Parity clauses restricted hotels. Nothing in the DMA restricts the OTA itself from discounting. Booking.com can still:

  • Fund Genius member discounts out of its margin
  • Run mobile-only and country-specific rates
  • Trigger campaign pricing on dates it selects

So in 2026 the typical "parity problem" in the EU is not "my contract forbids me from discounting" — it's "the OTA is selling my room cheaper than I am, and I didn't even know." The legal liberation is real, but it solved yesterday's problem.

The parity battle moved from contract law to information asymmetry: the OTA always knows both prices. Most hotels know only their own.

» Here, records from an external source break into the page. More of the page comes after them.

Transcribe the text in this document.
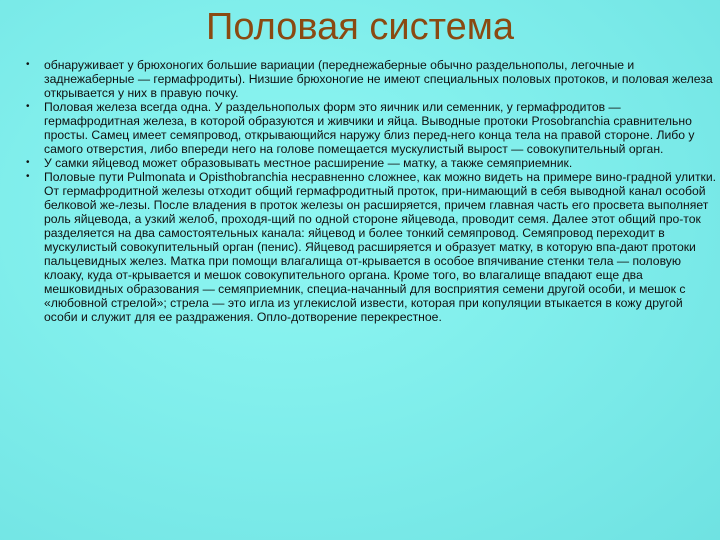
Половая система
•	обнаруживает у брюхоногих большие вариации (переднежаберные обычно раздельнополы, легочные и заднежаберные — гермафродиты). Низшие брюхоногие не имеют специальных половых протоков, и половая железа открывается у них в правую почку.
•	Половая железа всегда одна. У раздельнополых форм это яичник или семенник, у гермафродитов — гермафродитная железа, в которой образуются и живчики и яйца. Выводные протоки Prosobranchia сравнительно просты. Самец имеет семяпровод, открывающийся наружу близ перед-него конца тела на правой стороне. Либо у самого отверстия, либо впереди него на голове помещается мускулистый вырост — совокупительный орган.
•	У самки яйцевод может образовывать местное расширение — матку, а также семяприемник.
•	Половые пути Pulmonata и Opisthobranchia несравненно сложнее, как можно видеть на примере вино-градной улитки. От гермафродитной железы отходит общий гермафродитный проток, при-нимающий в себя выводной канал особой белковой же-лезы. После владения в проток железы он расширяется, причем главная часть его просвета выполняет роль яйцевода, а узкий желоб, проходя-щий по одной стороне яйцевода, проводит семя. Далее этот общий про-ток разделяется на два самостоятельных канала: яйцевод и более тонкий семяпровод. Семяпровод переходит в мускулистый совокупительный орган (пенис). Яйцевод расширяется и образует матку, в которую впа-дают протоки пальцевидных желез. Матка при помощи влагалища от-крывается в особое впячивание стенки тела — половую клоаку, куда от-крывается и мешок совокупительного органа. Кроме того, во влагалище впадают еще два мешковидных образования — семяприемник, специа-начанный для восприятия семени другой особи, и мешок с «любовной стрелой»; стрела — это игла из углекислой извести, которая при копуляции втыкается в кожу другой особи и служит для ее раздражения. Опло-дотворение перекрестное.
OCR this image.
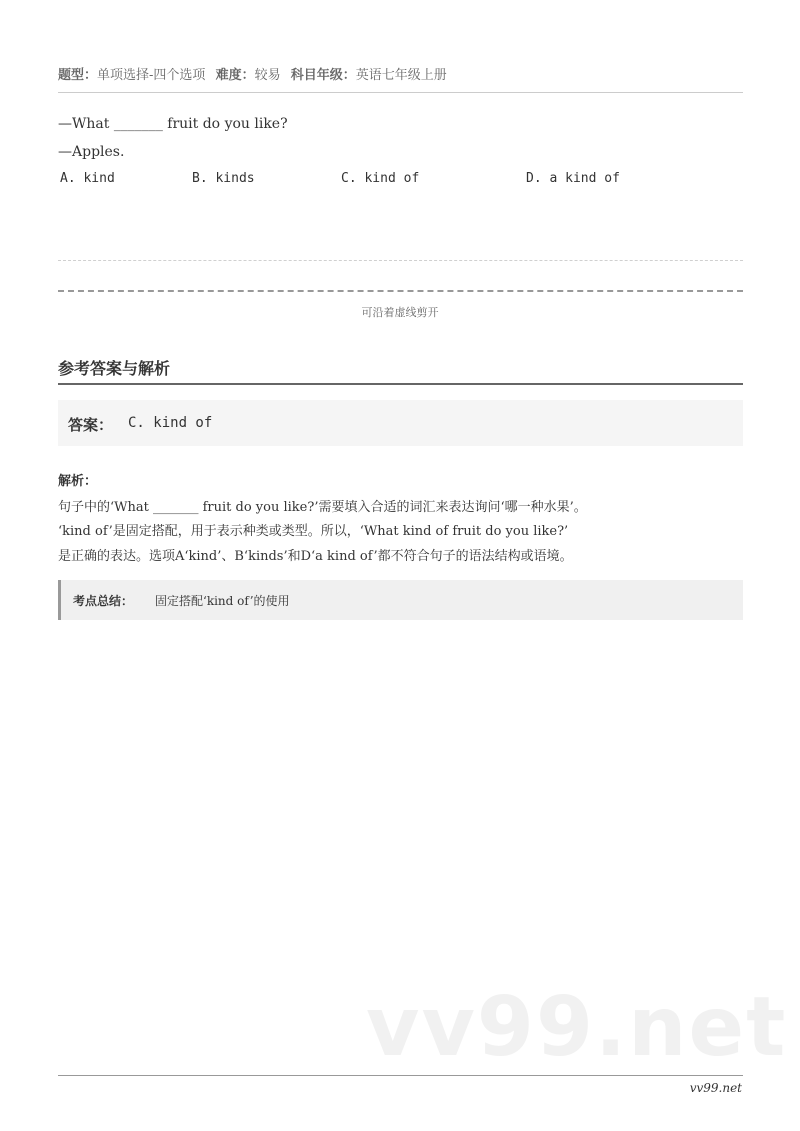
题型：单项选择-四个选项 难度：较易 科目年级：英语七年级上册
—What _______ fruit do you like?
—Apples.
A. kind	B. kinds	C. kind of	D. a kind of
可沿着虚线剪开
参考答案与解析
答案： C. kind of
解析：
句子中的‘What _______ fruit do you like?’需要填入合适的词汇来表达询问‘哪一种水果’。
‘kind of’是固定搭配，用于表示种类或类型。所以，‘What kind of fruit do you like?’
是正确的表达。选项A‘kind’、B‘kinds’和D‘a kind of’都不符合句子的语法结构或语境。
考点总结： 固定搭配‘kind of’的使用
vv99.net
vv99.net
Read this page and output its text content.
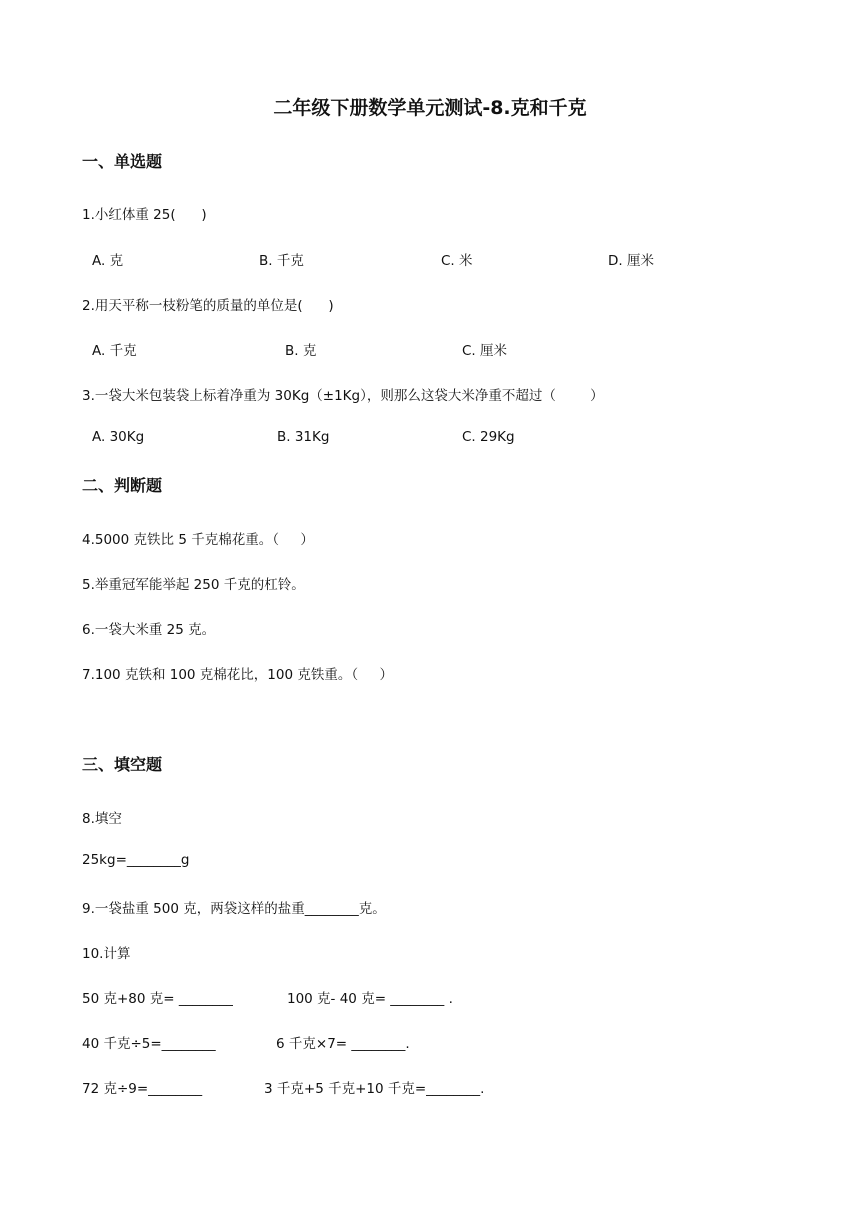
二年级下册数学单元测试-8.克和千克
一、单选题
1.小红体重 25(      )
A. 克	B. 千克	C. 米	D. 厘米
2.用天平称一枝粉笔的质量的单位是(      )
A. 千克	B. 克	C. 厘米
3.一袋大米包装袋上标着净重为 30Kg（±1Kg），则那么这袋大米净重不超过（        ）
A. 30Kg	B. 31Kg	C. 29Kg
二、判断题
4.5000 克铁比 5 千克棉花重。（     ）
5.举重冠军能举起 250 千克的杠铃。
6.一袋大米重 25 克。
7.100 克铁和 100 克棉花比，100 克铁重。（     ）
三、填空题
8.填空
25kg=________g
9.一袋盐重 500 克，两袋这样的盐重________克。
10.计算
50 克+80 克= ________	100 克- 40 克= ________ .
40 千克÷5=________	6 千克×7= ________.
72 克÷9=________	3 千克+5 千克+10 千克=________.
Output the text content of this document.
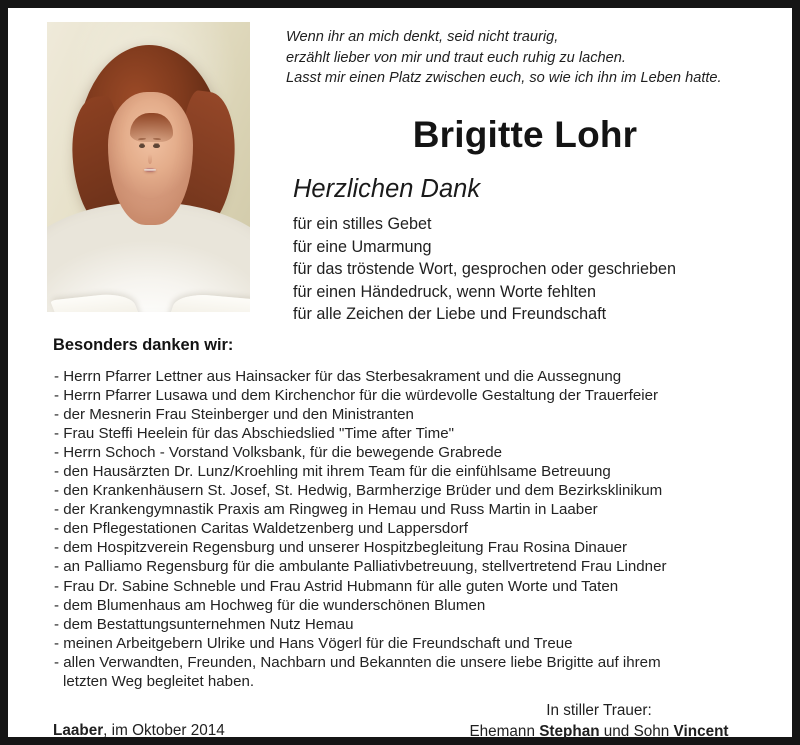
Wenn ihr an mich denkt, seid nicht traurig,
erzählt lieber von mir und traut euch ruhig zu lachen.
Lasst mir einen Platz zwischen euch, so wie ich ihn im Leben hatte.
Brigitte Lohr
Herzlichen Dank
für ein stilles Gebet
für eine Umarmung
für das tröstende Wort, gesprochen oder geschrieben
für einen Händedruck, wenn Worte fehlten
für alle Zeichen der Liebe und Freundschaft
Besonders danken wir:
- Herrn Pfarrer Lettner aus Hainsacker für das Sterbesakrament und die Aussegnung
- Herrn Pfarrer Lusawa und dem Kirchenchor für die würdevolle Gestaltung der Trauerfeier
- der Mesnerin Frau Steinberger und den Ministranten
- Frau Steffi Heelein für das Abschiedslied "Time after Time"
- Herrn Schoch - Vorstand Volksbank, für die bewegende Grabrede
- den Hausärzten Dr. Lunz/Kroehling mit ihrem Team für die einfühlsame Betreuung
- den Krankenhäusern St. Josef, St. Hedwig, Barmherzige Brüder und dem Bezirksklinikum
- der Krankengymnastik Praxis am Ringweg in Hemau und Russ Martin in Laaber
- den Pflegestationen Caritas Waldetzenberg und Lappersdorf
- dem Hospitzverein Regensburg und unserer Hospitzbegleitung Frau Rosina Dinauer
- an Palliamo Regensburg für die ambulante Palliativbetreuung, stellvertretend Frau Lindner
- Frau Dr. Sabine Schneble und Frau Astrid Hubmann für alle guten Worte und Taten
- dem Blumenhaus am Hochweg für die wunderschönen Blumen
- dem Bestattungsunternehmen Nutz Hemau
- meinen Arbeitgebern Ulrike und Hans Vögerl für die Freundschaft und Treue
- allen Verwandten, Freunden, Nachbarn und Bekannten die unsere liebe Brigitte auf ihrem
letzten Weg begleitet haben.
Laaber, im Oktober 2014
In stiller Trauer:
Ehemann Stephan und Sohn Vincent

What EU hoteliers should actually do in 2026

  1. Use your freedom. You can legally undercut Booking.com on your own website — many hotels still don't realize this. A "direct = best price, guaranteed" banner is now legally safe in the EU.
  2. Audit your OTA program opt-ins. Genius, mobile rates, and campaign deals are voluntary. Each one authorizes the OTA to undercut your direct rate. Review quarterly.
  3. Monitor what guests actually see. Since the OTA can discount unilaterally, the only defense is knowing when it happens — daily, across dates, including member rates. (Our guide to detection methods covers free and automated options.)
  4. Document and dispute. Even without parity clauses, OTAs respond to factual complaints about unauthorized discounting — especially when you bring screenshots and dates.
  5. Reward direct booking. Perks the OTA can't copy: breakfast, late checkout, upgrades, flexible cancellation for direct bookers.

Key takeaways

  • Wide parity = can't undercut the OTA anywhere; narrow = your public website is restricted but offline/loyalty channels are free.
  • Since the DMA designation in 2024, Booking.com cannot impose either form on EU hotels. France, Germany, Austria, Italy, Belgium and Switzerland had earlier national bans.
  • In the US and most of the rest of the world, parity clauses remain legal and common.
  • Bans freed hotels to discount — they did not stop OTAs from discounting. Monitoring is what closes the information gap.

For the fundamentals, see our guide on what hotel rate parity is and why it matters.

This article is general information, not legal advice. Contract terms vary — review yours with a lawyer for specifics.